Morrison did not then, nor could he at any time afterward, clearly recall the events that immediately followed. It was not a case of everything going black as much as everything having blurred.

His next clear memory was that of lying on a couch in a small office with Boranova looking down at him and with the other three - Dezhnev, Kaliinin, and Konev - behind her. Those three came into focus more slowly.

He tried to struggle into a sitting position, but Konev moved toward him and placed his hand on Morrison's shoulder. "Please, Albert, rest awhile. Gather your strength."
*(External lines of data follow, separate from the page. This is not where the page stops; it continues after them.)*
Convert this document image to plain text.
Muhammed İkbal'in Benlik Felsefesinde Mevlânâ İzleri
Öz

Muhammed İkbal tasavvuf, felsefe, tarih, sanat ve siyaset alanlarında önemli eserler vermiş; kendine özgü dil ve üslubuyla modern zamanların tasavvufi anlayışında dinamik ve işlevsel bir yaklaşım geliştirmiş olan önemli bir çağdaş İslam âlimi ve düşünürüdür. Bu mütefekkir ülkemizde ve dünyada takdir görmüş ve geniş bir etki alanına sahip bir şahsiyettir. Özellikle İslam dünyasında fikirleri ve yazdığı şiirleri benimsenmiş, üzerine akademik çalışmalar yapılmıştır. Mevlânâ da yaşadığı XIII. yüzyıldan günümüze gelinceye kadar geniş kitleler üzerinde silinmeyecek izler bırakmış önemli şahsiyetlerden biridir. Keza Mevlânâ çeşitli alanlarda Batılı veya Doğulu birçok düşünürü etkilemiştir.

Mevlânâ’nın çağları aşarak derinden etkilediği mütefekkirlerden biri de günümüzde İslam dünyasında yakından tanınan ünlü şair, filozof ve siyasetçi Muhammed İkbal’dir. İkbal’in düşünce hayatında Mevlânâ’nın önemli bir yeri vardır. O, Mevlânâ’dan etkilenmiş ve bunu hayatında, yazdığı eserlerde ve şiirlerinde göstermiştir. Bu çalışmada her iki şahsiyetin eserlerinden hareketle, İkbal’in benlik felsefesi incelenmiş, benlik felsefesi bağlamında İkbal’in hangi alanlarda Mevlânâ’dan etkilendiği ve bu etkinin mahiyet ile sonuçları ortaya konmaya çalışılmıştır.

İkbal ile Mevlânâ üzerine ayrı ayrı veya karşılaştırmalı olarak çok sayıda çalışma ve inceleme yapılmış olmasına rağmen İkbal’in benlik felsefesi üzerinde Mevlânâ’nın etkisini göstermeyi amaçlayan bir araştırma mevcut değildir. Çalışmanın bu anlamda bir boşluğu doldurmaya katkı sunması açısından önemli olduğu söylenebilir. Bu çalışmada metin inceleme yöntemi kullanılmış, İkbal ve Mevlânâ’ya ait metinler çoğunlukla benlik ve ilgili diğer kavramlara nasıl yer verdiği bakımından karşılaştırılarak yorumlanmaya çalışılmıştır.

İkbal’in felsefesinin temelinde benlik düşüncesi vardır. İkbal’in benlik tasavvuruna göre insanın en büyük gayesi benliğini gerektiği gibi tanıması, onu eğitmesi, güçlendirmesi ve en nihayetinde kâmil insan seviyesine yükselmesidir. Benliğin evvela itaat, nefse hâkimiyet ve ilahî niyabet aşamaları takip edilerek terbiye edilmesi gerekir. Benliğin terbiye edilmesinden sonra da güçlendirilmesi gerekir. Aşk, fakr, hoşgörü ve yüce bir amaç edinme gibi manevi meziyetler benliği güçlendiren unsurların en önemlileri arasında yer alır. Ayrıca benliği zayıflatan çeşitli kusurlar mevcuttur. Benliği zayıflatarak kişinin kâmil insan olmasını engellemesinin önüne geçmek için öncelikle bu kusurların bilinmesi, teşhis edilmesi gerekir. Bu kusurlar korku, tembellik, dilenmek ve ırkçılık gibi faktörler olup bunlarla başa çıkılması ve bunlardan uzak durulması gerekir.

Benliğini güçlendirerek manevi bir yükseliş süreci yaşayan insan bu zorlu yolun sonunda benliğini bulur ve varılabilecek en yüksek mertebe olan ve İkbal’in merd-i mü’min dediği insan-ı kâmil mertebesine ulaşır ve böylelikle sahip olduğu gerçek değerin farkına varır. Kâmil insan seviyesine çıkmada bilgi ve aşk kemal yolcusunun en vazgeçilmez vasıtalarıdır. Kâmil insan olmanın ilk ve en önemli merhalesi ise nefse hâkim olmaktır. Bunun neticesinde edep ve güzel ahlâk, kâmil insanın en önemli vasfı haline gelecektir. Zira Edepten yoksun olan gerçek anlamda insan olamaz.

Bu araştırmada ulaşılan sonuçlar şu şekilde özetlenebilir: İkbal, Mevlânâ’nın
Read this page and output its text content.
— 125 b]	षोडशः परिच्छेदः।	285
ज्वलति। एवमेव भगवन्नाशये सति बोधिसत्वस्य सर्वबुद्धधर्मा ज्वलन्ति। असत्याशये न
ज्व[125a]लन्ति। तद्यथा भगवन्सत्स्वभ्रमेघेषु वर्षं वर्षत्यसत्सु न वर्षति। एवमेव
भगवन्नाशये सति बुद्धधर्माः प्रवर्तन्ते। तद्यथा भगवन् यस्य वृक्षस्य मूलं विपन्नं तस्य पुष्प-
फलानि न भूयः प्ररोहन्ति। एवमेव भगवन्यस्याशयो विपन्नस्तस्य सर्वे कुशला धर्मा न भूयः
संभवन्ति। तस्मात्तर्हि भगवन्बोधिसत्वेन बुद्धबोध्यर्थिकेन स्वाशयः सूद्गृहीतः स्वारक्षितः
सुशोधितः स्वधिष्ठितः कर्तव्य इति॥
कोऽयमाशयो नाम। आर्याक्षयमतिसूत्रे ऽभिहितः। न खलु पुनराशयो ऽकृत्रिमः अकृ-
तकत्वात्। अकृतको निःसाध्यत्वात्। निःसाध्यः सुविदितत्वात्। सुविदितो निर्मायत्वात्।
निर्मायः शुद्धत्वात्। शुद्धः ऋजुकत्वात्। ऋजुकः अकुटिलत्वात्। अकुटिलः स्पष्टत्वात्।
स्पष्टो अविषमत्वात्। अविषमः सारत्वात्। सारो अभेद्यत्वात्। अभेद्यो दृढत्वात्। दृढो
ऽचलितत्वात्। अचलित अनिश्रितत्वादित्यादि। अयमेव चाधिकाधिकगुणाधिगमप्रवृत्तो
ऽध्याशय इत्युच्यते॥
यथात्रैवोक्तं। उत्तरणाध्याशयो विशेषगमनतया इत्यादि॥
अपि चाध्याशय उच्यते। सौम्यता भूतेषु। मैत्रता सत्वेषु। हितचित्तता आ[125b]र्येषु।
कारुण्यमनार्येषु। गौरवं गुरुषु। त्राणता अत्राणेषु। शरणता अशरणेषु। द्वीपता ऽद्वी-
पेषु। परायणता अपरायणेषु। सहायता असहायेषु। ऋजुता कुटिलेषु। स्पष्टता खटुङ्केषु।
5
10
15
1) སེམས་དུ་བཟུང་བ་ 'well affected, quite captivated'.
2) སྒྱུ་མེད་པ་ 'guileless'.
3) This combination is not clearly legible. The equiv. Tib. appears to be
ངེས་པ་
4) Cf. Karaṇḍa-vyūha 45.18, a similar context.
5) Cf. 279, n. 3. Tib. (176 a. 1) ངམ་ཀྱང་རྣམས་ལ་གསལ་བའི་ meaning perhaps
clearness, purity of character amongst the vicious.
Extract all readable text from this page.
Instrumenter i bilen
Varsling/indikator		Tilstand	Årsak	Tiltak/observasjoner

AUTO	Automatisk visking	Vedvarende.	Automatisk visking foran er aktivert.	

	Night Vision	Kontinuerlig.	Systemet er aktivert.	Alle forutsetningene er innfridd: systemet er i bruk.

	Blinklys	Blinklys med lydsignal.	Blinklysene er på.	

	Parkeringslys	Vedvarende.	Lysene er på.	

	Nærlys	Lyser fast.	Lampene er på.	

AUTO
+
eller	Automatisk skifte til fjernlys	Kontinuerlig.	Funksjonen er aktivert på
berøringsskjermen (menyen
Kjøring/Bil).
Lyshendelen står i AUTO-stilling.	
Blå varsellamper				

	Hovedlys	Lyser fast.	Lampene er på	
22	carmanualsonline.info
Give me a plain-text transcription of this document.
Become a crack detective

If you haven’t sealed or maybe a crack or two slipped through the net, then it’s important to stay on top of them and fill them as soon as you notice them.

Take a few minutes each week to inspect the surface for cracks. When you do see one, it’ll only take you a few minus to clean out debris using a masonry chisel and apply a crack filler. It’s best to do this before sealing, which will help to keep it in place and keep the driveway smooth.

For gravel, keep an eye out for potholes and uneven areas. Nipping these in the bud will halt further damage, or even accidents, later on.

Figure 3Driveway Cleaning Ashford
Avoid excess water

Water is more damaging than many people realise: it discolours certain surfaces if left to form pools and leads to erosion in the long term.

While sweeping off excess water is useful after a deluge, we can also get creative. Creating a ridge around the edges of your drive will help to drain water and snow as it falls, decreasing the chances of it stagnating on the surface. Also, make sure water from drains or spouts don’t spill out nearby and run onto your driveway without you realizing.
Morrison looked from one to another in confusion. He had been upset, but he did not clearly remember what he had been upset about.

"What happened? How - how did I get here?" He looked around the room again. No, he hadn't been here. He had been looking through a window at a man in a hospital bed.

He said, puzzled, "Did I faint?"

"Not really," said Boranova, "but you weren't quite yourself for a while. You seemed to undergo a shock."

Now Morrison remembered. Again he tried to lift himself into a sitting position, more strenuously this time. He struck Konev's restraining hand out of the way. He was sitting up now, with his hands on the couch on either side of him.

"I remember now. You wanted me to be miniaturized. What happened to me when you said that?"

"You simply swayed and - crumpled. I had you placed on a stretcher and brought here. It didn't seem to anyone that you needed medication, merely a chance to rest and recover."

"No medication?" Morrison looked vaguely at his arms, as though he expected to see needle marks through the sleeve of his cotton blouse.

"None. I assure you."

"I didn't say anything before I collapsed?"

"Not a word."

"Then let me answer you now. I'm not going to be miniaturized. Is that clear?"

"It is clear that you say so."

Dezhnev sat down on the couch next to Morrison. He had a full bottle in one hand and an empty glass in the other.

"You need this," he said and half-filled the glass.

"What is it?" asked Morrison, lifting his arm to ward it off.

"Vodka," said Dezhnev. "It's not medicinal, it's nourishing."